Early in the pandemic, “we had six deliveries where the mother tested positive after delivery,” Hood said. “That drove us to universal testing for all mothers. If a mother comes in and delivery is so imminent that we can’t wait on a standard test, we do rapid testing.”

Those moms require a special Labor and Delivery room with filtering and ventilation that pushes potentially contaminated air outdoors. “Every second counts so far as staff exposure,” Hood said. “We get them into a negative pressure room as soon as possible.

“We are so hands on, and we are so diligent with our PPE. We have all of our other high-risk moms. We’re doing it all on the same unit.”

In mid-March, Hood and Morris began developing and test-driving protocols and processes for COVID-positive moms and their babies. Joining them were Connie Richardson, Wiser’s director of nursing; Yolanda Moore, a Women’s Urgent Care nurse manager; Nital Parrish, Labor and Delivery nurse manager; Dr. Mobolaji Famuyide, chief of pediatric neonatology; Dr. Amber Shiflett, medical director of Wiser; and Alice Chaney Herndon, Mother-Baby Unit nurse manager.

Tucker, who began work at UMMC Jan. 13, had barely had time to settle in. “He empowered us, and then asked us what we needed from him,” Hood said.

“At the time, there was no data out there. We mapped things out and practiced different scenarios – how to safely deliver them, how to transfer them and how to keep employees safe. We did simulations with Women’s Urgent Care.

“We rounded and talked to the staff to make sure they knew were going to do things to keep them safe,” Tucker said. “We wanted their input on how to make things better.”

Morris said she worked closely with Dr. Andrew Wilhelm, medical director of the MICU, “to develop what an obstetrical care plan should look like. We created an emergency care C-section algorithm. We developed a surgery workflow and a multidisciplinary approach to care.”

On April 14, they were as ready as they could be. “We created a C-section simulation video to educate our caregivers based on that first case. We put it on YouTube to help educate other academic medical centers,” Hood said.

They pioneered a continuity of care for COVID-positive moms that stretches far beyond Labor and Delivery.
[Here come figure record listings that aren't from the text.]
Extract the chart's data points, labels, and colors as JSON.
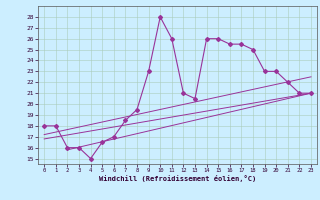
{
  "xlabel": "Windchill (Refroidissement éolien,°C)",
  "bg_color": "#cceeff",
  "line_color": "#993399",
  "x_main": [
    0,
    1,
    2,
    3,
    4,
    5,
    6,
    7,
    8,
    9,
    10,
    11,
    12,
    13,
    14,
    15,
    16,
    17,
    18,
    19,
    20,
    21,
    22,
    23
  ],
  "y_main": [
    18,
    18,
    16,
    16,
    15,
    16.5,
    17,
    18.5,
    19.5,
    23,
    28,
    26,
    21,
    20.5,
    26,
    26,
    25.5,
    25.5,
    25,
    23,
    23,
    22,
    21,
    21
  ],
  "line1_x": [
    0,
    23
  ],
  "line1_y": [
    16.8,
    21.0
  ],
  "line2_x": [
    0,
    23
  ],
  "line2_y": [
    17.2,
    22.5
  ],
  "line3_x": [
    2,
    23
  ],
  "line3_y": [
    15.8,
    21.0
  ],
  "ylim": [
    14.5,
    29.0
  ],
  "xlim": [
    -0.5,
    23.5
  ],
  "yticks": [
    15,
    16,
    17,
    18,
    19,
    20,
    21,
    22,
    23,
    24,
    25,
    26,
    27,
    28
  ],
  "xticks": [
    0,
    1,
    2,
    3,
    4,
    5,
    6,
    7,
    8,
    9,
    10,
    11,
    12,
    13,
    14,
    15,
    16,
    17,
    18,
    19,
    20,
    21,
    22,
    23
  ]
}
If a pregnant mom is in the ICU, Labor and Delivery staff come to her. “We’ve had our nurses hold the fetal monitors on these moms because they are coughing so hard,” Hood said. “Our nurses who work with them are rock stars.”

Post-delivery, COVID-positive moms go to University Hospital floors dedicated solely to COVID patients. A Labor and Delivery mother-baby nurse follows them.

It’s a deployment of resources that must be managed carefully. “We’ve had to do creative staffing to make sure our standard of care doesn’t change,” Hood said.

The COVID birth 

experience

If a pregnant mom is admitted and subsequently tests positive for COVID, “the entire birth experience changes in a second,” said Meredith Morris, a Labor and Delivery nurse.

“The first thing that happens is that the family member who is with them is sent home, and the mom is put into a negative pressure room,” Meredith Morris said. “When I tell them they’re going to be tested for COVID, I tell them the protocol so they won’t be surprised by it.

“A lot of the time, they’re more anxious that they have to be alone, and that the father of the baby can’t be there, than they are about the actual sickness. They don’t get to see their baby until they go home.”